The study limitations include the lack of follow-up, especially cases of LP with higher c-MYC, absence of FISH studies in all cases, and a smaller sample size. A T cell receptor-delta IHC stain was not performed to exclude a γ-δ T-cell lymphoma presenting with panniculitis due to non-availability.

Conclusion

This study highlights the potential clinical implications of c-MYC IHC in SPTCL and LP cases. It can be used as a supportive marker to distinguish between SPTCL and LP. The c-MYC expression, in the absence of gene rearrangements, suggests alternative mechanisms of activation that may serve as future therapeutic targets. A high c-MYC expression could be explored as a marker for more aggressive disease behaviour. If validated in larger cohorts, these findings could support using c-MYC IHC as a diagnostic adjunct and a prognostic marker.

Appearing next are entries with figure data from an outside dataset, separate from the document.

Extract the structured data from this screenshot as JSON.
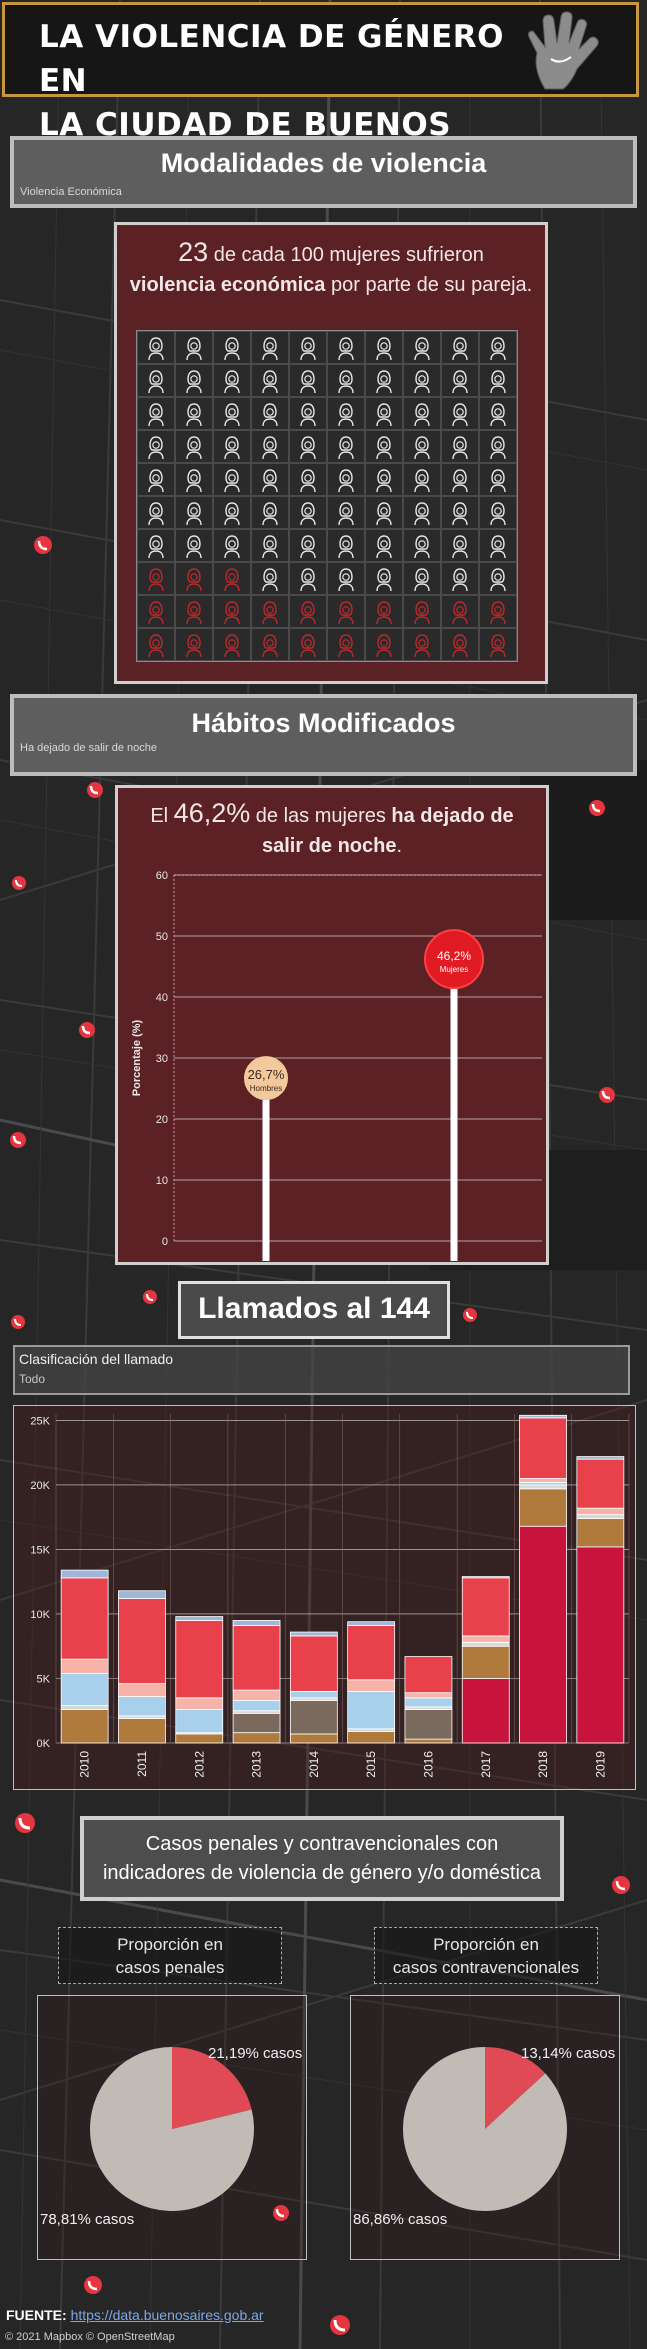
{
  "header": {
    "title_line1": "LA VIOLENCIA DE GÉNERO EN",
    "title_line2": "LA CIUDAD DE BUENOS AIRES",
    "icon": "hand-icon"
  },
  "modalidades": {
    "title": "Modalidades de violencia",
    "filter_value": "Violencia Económica",
    "stat_number": "23",
    "stat_text_pre": " de cada 100 mujeres sufrieron",
    "stat_bold": "violencia económica",
    "stat_text_post": " por parte de su pareja.",
    "grid_total": 100,
    "grid_highlight": 23,
    "icon": "woman-icon",
    "colors": {
      "normal": "#e8e8e8",
      "highlight": "#c0282d"
    }
  },
  "habitos": {
    "title": "Hábitos Modificados",
    "filter_value": "Ha dejado de salir de noche",
    "stat_pre": "El ",
    "stat_number": "46,2%",
    "stat_mid": " de las mujeres ",
    "stat_bold": "ha dejado de salir de noche",
    "stat_post": ".",
    "chart_data": {
      "type": "lollipop",
      "ylabel": "Porcentaje (%)",
      "ylim": [
        0,
        60
      ],
      "yticks": [
        "0",
        "10",
        "20",
        "30",
        "40",
        "50",
        "60"
      ],
      "series": [
        {
          "name": "Hombres",
          "value": 26.7,
          "label": "26,7%",
          "color": "#f3c89a"
        },
        {
          "name": "Mujeres",
          "value": 46.2,
          "label": "46,2%",
          "color": "#e01b24"
        }
      ]
    }
  },
  "llamados": {
    "title": "Llamados al 144",
    "filter_label": "Clasificación del llamado",
    "filter_value": "Todo",
    "chart_data": {
      "type": "bar",
      "stacked": true,
      "categories": [
        "2010",
        "2011",
        "2012",
        "2013",
        "2014",
        "2015",
        "2016",
        "2017",
        "2018",
        "2019"
      ],
      "yticks": [
        "0K",
        "5K",
        "10K",
        "15K",
        "20K",
        "25K"
      ],
      "ylim": [
        0,
        25500
      ],
      "grid": true,
      "series": [
        {
          "color": "#c8143c",
          "values": [
            0,
            0,
            0,
            0,
            0,
            0,
            0,
            5000,
            16800,
            15200
          ]
        },
        {
          "color": "#b07a3c",
          "values": [
            2600,
            1900,
            700,
            800,
            700,
            900,
            300,
            2500,
            2900,
            2200
          ]
        },
        {
          "color": "#7a6a5e",
          "values": [
            0,
            0,
            0,
            1500,
            2600,
            0,
            2300,
            0,
            0,
            0
          ]
        },
        {
          "color": "#d8d8d8",
          "values": [
            300,
            200,
            100,
            200,
            200,
            200,
            200,
            300,
            300,
            300
          ]
        },
        {
          "color": "#a8d0ec",
          "values": [
            2500,
            1500,
            1800,
            800,
            500,
            2900,
            700,
            0,
            200,
            0
          ]
        },
        {
          "color": "#f7b3a8",
          "values": [
            1100,
            1000,
            900,
            800,
            0,
            900,
            400,
            500,
            300,
            500
          ]
        },
        {
          "color": "#e8414c",
          "values": [
            6300,
            6600,
            6000,
            5000,
            4300,
            4200,
            2800,
            4500,
            4700,
            3800
          ]
        },
        {
          "color": "#9fb6d8",
          "values": [
            600,
            600,
            300,
            400,
            300,
            300,
            0,
            100,
            200,
            200
          ]
        }
      ]
    }
  },
  "casos": {
    "title_line1": "Casos penales y contravencionales con",
    "title_line2": "indicadores de violencia de género y/o doméstica",
    "panels": [
      {
        "header_line1": "Proporción en",
        "header_line2": "casos penales",
        "chart_data": {
          "type": "pie",
          "slices": [
            {
              "value": 21.19,
              "label": "21,19% casos",
              "color": "#e04a55"
            },
            {
              "value": 78.81,
              "label": "78,81% casos",
              "color": "#c2bab5"
            }
          ]
        }
      },
      {
        "header_line1": "Proporción en",
        "header_line2": "casos contravencionales",
        "chart_data": {
          "type": "pie",
          "slices": [
            {
              "value": 13.14,
              "label": "13,14% casos",
              "color": "#e04a55"
            },
            {
              "value": 86.86,
              "label": "86,86% casos",
              "color": "#c2bab5"
            }
          ]
        }
      }
    ]
  },
  "footer": {
    "source_label": "FUENTE:",
    "source_link": "https://data.buenosaires.gob.ar",
    "copyright": "© 2021 Mapbox © OpenStreetMap"
  },
  "colors": {
    "background": "#262626",
    "header_border": "#c8963c",
    "panel_red": "#5c2125",
    "accent_red": "#c0282d"
  }
}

Overall, these results contribute to our understanding of c-MYC expression patterns in T-cell lymphomas, highlighting potential differences between SPTCL and LP and emphasising the need for further investigation into the role of MYC in the pathogenesis of these diseases.

Ethical approval

The Institutional Review Board approval is not required.

Declaration of patient consent

Patient’s consent not required as there are no patients in this study.

Financial support and sponsorship

Nil.

Conflicts of interest

There are no conflicts of interest.

Use of artificial intelligence (AI)-assisted technology for manuscript preparation

The authors confirm that there was no use of artificial intelligence (AI)-assisted technology for assisting in the writing or editing of the manuscript. However, Figure 5 was generated using GPT 4.5.